Dog owner, 21, whose 'horrible' border collie mauled social worker's face walks free from court as pet put to sleep
A "HORRIBLE" Border Collie who mauled a social worker's face leaving her permanently scarred has been ordered to be put to sleep while it's owner walked free from court.
Charlotte Orr, 21, was banned from keeping dogs for 10 years and handed a suspended prison sentence after pleading guilty to having a dog dangerously out of control causing injury.
Her Border Collie Bruno sank its teeth into the terrified victim's cheek as she attended a routine house call at a home in South Shields.
It only let go of the woman when Orr and her dad realised what was happening and ordered it off.
But the pet – which had previously jumped up on an 11-year-old boy but was muzzled at the time – had already "latched on to" her, leaving her with horrific facial injuries that require plastic surgery and will leave her with permanent scarring.
The victim was so traumatised by the incident she was forced to quit her career of seven years, North Tyneside Magistrates' Court heard.
The social worker arrived at the pre-arranged appointment on January 15 last year and noticed a "Beware of the dog" sign but saw no pooch.
Assuming it was inside, she entered the garden and was soon greeted by Bruno, who at first seemed friendly – so as a dog-lover and owner herself, she put her hand out to let it sniff her.
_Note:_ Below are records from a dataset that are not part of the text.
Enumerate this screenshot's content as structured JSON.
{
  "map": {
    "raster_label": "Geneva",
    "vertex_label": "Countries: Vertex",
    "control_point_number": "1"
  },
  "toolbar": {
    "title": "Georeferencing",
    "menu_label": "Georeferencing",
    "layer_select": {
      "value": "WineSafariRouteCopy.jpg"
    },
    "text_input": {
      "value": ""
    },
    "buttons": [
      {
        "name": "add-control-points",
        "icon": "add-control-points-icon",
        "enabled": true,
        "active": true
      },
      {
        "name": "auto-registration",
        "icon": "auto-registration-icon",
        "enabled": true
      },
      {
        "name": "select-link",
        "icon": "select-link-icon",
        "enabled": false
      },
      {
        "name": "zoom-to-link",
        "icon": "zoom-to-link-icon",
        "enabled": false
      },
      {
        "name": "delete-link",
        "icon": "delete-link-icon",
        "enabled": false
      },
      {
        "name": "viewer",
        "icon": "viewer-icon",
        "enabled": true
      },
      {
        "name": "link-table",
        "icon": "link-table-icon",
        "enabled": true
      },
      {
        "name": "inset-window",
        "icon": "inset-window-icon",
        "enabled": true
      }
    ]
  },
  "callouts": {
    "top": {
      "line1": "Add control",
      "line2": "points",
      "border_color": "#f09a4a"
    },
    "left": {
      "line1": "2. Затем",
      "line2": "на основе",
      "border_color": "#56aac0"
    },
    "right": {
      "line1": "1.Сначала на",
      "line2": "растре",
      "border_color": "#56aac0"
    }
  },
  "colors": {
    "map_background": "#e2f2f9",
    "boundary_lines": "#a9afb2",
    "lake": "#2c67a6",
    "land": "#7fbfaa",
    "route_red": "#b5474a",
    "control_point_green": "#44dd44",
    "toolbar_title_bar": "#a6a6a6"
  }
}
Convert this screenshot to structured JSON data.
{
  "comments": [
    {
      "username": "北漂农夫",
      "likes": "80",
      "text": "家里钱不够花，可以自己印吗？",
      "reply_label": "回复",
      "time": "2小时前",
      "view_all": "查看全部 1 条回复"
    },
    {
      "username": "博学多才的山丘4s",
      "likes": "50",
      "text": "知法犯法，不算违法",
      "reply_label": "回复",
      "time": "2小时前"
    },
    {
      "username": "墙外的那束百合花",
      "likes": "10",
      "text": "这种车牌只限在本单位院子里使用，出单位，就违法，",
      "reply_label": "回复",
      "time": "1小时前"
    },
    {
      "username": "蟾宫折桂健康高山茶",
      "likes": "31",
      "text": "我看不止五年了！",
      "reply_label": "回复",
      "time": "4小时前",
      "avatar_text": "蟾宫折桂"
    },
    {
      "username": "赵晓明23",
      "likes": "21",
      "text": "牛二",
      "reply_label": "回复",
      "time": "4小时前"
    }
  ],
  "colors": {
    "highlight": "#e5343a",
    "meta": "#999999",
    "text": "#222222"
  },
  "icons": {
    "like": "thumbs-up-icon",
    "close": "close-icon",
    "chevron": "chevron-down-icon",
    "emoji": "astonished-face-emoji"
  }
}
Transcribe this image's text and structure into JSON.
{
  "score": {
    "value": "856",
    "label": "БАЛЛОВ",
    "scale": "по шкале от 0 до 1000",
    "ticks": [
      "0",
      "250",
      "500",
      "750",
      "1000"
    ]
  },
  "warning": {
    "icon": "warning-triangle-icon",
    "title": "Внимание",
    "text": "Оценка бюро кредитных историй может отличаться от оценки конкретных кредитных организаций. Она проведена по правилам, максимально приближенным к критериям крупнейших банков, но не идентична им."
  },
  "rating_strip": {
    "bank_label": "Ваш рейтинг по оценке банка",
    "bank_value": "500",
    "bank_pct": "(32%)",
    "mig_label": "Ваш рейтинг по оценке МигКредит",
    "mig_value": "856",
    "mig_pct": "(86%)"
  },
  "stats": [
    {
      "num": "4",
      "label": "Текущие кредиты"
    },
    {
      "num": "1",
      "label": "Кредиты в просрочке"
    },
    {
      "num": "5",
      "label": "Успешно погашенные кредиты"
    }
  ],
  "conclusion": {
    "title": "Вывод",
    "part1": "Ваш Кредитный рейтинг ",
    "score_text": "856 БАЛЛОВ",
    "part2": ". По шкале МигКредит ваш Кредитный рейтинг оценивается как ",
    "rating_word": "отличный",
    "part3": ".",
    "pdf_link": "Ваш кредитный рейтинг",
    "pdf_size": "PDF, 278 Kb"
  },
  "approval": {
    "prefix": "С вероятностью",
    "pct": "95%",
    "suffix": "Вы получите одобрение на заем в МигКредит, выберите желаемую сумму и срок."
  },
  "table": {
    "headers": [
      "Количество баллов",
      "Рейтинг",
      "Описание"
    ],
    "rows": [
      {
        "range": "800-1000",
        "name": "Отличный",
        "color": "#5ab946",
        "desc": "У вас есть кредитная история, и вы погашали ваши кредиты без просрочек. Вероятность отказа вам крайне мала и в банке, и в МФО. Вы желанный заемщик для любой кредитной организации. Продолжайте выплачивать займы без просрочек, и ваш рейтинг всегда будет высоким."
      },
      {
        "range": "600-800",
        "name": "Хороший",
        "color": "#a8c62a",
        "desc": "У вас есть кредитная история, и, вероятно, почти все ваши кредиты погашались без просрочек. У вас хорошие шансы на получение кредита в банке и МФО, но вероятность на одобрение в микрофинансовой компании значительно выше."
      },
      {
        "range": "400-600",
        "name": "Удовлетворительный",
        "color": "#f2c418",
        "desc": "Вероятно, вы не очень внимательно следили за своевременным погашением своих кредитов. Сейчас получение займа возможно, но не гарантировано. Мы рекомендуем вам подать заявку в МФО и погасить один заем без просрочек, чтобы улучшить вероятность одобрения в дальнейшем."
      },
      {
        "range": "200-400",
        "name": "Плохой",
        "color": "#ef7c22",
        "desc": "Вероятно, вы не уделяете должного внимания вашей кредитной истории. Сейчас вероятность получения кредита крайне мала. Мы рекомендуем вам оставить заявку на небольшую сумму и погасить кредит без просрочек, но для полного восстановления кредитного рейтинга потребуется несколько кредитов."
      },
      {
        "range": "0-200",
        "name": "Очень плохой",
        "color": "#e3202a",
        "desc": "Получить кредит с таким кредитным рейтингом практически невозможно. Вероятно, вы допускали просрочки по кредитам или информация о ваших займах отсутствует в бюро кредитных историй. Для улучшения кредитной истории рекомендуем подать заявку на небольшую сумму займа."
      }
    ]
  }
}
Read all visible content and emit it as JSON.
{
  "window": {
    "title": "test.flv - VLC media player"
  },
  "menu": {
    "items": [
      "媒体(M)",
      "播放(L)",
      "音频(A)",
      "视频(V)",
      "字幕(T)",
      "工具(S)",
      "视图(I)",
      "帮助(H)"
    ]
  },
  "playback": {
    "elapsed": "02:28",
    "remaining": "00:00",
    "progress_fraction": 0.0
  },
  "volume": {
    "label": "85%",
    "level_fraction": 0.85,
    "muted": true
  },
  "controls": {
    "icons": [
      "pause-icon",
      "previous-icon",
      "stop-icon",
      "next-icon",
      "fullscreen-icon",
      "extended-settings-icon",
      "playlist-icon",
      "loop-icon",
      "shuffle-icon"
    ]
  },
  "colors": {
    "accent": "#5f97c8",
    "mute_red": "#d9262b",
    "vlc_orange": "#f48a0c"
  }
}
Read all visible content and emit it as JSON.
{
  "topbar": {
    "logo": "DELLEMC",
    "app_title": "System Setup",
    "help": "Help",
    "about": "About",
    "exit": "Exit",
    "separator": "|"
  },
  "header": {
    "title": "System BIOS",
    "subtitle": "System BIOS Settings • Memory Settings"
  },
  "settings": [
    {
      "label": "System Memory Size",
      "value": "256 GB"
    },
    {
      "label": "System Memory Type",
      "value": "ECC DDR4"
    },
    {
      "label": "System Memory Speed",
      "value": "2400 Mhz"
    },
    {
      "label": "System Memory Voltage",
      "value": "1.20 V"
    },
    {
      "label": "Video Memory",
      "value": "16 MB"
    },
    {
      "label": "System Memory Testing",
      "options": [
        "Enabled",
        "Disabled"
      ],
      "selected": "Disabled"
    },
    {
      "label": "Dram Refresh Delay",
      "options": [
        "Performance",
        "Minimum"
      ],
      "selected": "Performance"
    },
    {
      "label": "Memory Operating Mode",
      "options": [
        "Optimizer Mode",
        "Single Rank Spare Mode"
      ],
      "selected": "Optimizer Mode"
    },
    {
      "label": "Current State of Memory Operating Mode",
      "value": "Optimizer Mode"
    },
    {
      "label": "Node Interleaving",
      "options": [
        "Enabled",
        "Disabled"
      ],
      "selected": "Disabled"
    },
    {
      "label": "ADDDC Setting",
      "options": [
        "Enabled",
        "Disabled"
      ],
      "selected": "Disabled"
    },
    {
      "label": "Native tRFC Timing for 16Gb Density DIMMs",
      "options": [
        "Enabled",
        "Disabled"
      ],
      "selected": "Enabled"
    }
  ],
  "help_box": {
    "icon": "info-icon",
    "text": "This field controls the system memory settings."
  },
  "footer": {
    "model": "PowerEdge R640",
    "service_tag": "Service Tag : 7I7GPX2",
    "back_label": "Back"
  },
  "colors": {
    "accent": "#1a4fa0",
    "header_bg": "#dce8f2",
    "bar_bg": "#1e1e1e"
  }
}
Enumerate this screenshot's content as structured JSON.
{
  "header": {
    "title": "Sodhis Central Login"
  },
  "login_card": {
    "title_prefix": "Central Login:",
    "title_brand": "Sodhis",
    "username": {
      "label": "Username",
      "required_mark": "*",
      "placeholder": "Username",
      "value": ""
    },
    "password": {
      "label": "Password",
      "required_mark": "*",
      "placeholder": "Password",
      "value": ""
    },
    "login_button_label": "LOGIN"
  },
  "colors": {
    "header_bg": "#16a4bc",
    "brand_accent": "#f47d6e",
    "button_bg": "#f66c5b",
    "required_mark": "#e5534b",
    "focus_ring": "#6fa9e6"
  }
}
"It didn't growl and it's tail was wagging," prosecutor Rebecca Gibson read from the woman's statement.
"I began walking towards the house and the dog snacked at my right hand, catching the side and nipping it."
The woman became frightened but remained calm and began to slowly back away from Bruno, who was described by the kennel owner who had been temporarily housing him after the attack as "horrible".
"Due to the shock, I stumbled and fell on the footpath. The dog then latched on to my left cheek. It made a growling noise as it held on to me and was not letting go.
"I was naturally trying to get away from the dog and move my face to make it get off me but the more I moved, the harder I could feel the dog biting.
"I was not trying to move around but the bite was getting stronger."
The woman said after "what felt like forever", Orr and her dad finally appeared and called the dog off.
They were heard saying, "how did the dog get out?" before calling an ambulance – but the pair ended up driving the social worker to hospital themselves.
The victim suffered deep puncture wounds to her cheek, head and neck, which will require plastic surgery and leave permanent scars, magistrates were told.
"THE DOG IS DANGEROUS"
She now barely leaves the house because she is self-conscious and embarrassed of the marks on her face and had been forced to quit her job and remove herself from the social workers' register.
The victim said she has "suffered traumatic flashbacks directly related to the event, particularly when I'm in the community and see a dog."
A year before the incidentt, Bruno had jumped up at an 11-year-old boy on a scooter but hadn't caused any injury as he was muzzled.
"The kennels where the dog currently is say it is "horrible" and needs to be assisted by a behaviourist at the owner's expense," Mrs Gibson continued.
"It has also been accepted by the defendant that the dog is dangerous and should be destroyed."
According to Orr, she was unaware that the social worker was visiting.
She was given a 26-week prison sentence, suspended for 18 months, and was ordered to pay £2,000 compensation.
She was also banned from owning a dog for 10 years and Bruno was ordered to be destroyed.